Leicester Grindylow watched all of this from just inside the bar. He sat on a stool from which he could take in both the inside of the bar and the bright, glittering nightlife on the patio and beyond. Inside, however—where the serious drinkers were—things were not so bright, and the patrons were far less beautiful. They had not come for dinner or music, but only to stare into their drinks and to argue bitterly about things upon which they mostly agreed.
Had they been able to see him for what he was, they would not have spoken so freely. Had they realized he was a spy—for what else could one call his present occupation?—they likely would have beaten him bloody. But there was no way for the Lost Ones in Brasilia to recognize his true nature. They would see an ordinary man instead of a long-armed water boggart. When he spoke, they would not hear English with the London accent he had acquired over years of visiting the ordinary world.

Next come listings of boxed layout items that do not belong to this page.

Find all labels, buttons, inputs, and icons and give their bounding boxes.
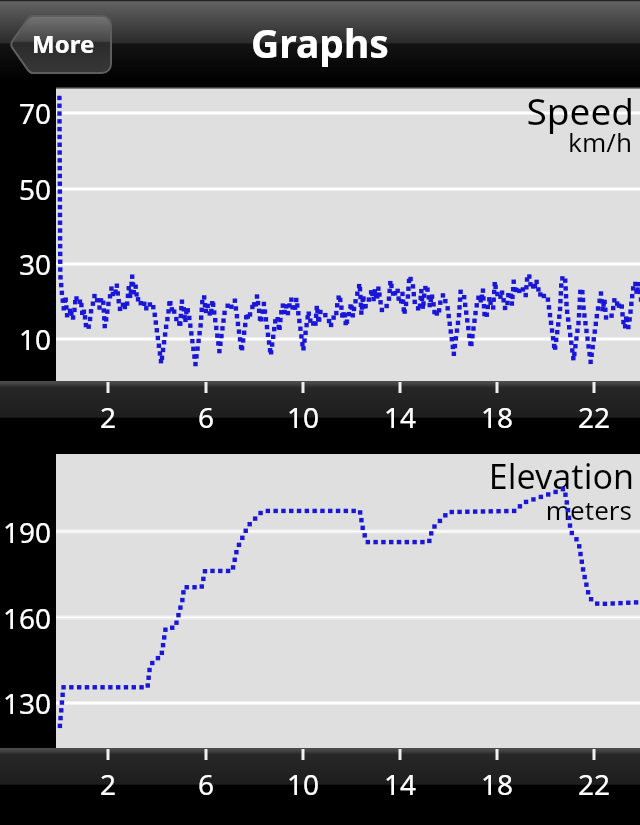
button[interactable]: More, go back bbox=[10, 16, 111, 73]
staticText: 22 bbox=[554, 398, 634, 436]
staticText: 10 bbox=[0, 320, 51, 358]
staticText: Graphs bbox=[251, 16, 389, 69]
staticText: 30 bbox=[0, 245, 51, 283]
button[interactable]: Speed graph, km/h bbox=[0, 87, 640, 381]
staticText: 14 bbox=[360, 398, 440, 436]
staticText: 70 bbox=[0, 94, 51, 132]
staticText: 22 bbox=[554, 765, 634, 803]
staticText: 50 bbox=[0, 170, 51, 208]
staticText: 10 bbox=[263, 765, 343, 803]
staticText: 2 bbox=[68, 765, 148, 803]
button[interactable]: Elevation graph, meters bbox=[0, 454, 640, 748]
staticText: 18 bbox=[457, 765, 537, 803]
staticText: 6 bbox=[166, 398, 246, 436]
staticText: 160 bbox=[0, 599, 51, 637]
staticText: More bbox=[32, 27, 95, 60]
staticText: 18 bbox=[457, 398, 537, 436]
staticText: 14 bbox=[360, 765, 440, 803]
staticText: 190 bbox=[0, 513, 51, 551]
staticText: meters bbox=[545, 492, 632, 527]
staticText: 10 bbox=[263, 398, 343, 436]
staticText: Elevation bbox=[488, 453, 634, 499]
staticText: 130 bbox=[0, 684, 51, 722]
staticText: km/h bbox=[568, 124, 632, 159]
staticText: 2 bbox=[68, 398, 148, 436]
staticText: Speed bbox=[526, 85, 634, 135]
staticText: 6 bbox=[166, 765, 246, 803]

The Mazikeen had seen to that.
When Blue Jay and Cheval had first returned to the apartment where the Borderkind had holed up in Palenque, Grin had been dubious. Yeah, the Mazikeen were powerful. But a pair of sorcerers weren’t going to have enough magic between them to take the palace and free Oliver, Frost, and the others. For that, all the Mazikeen in the Two Kingdoms might not have been enough. Ty’Lis had enough sorcery on his own to take out several Mazikeen, at least the way Grin had heard it. And even if Ty’Lis had sent most of the other Atlanteans off to the north to conquer Euphrasia, they had no way to know what kind of forces he had in the palace, or what surprises he had waiting.
But it turned out Blue Jay hadn’t shared the whole plan with any of them. Part one of their mission didn’t have a thing to do with getting Oliver out of the dungeon. A bit of espionage was the first order of business.
The Mazikeen had lined them up—not just Grin, Cheval, and the burning Li, but a bunch of local Borderkind the sorcerers had organized in secret in Palenque. There was a bloke with a massive mouth in his belly, and half a dozen Pihuechenyi—tall, winged, serpent-men with wicked fangs.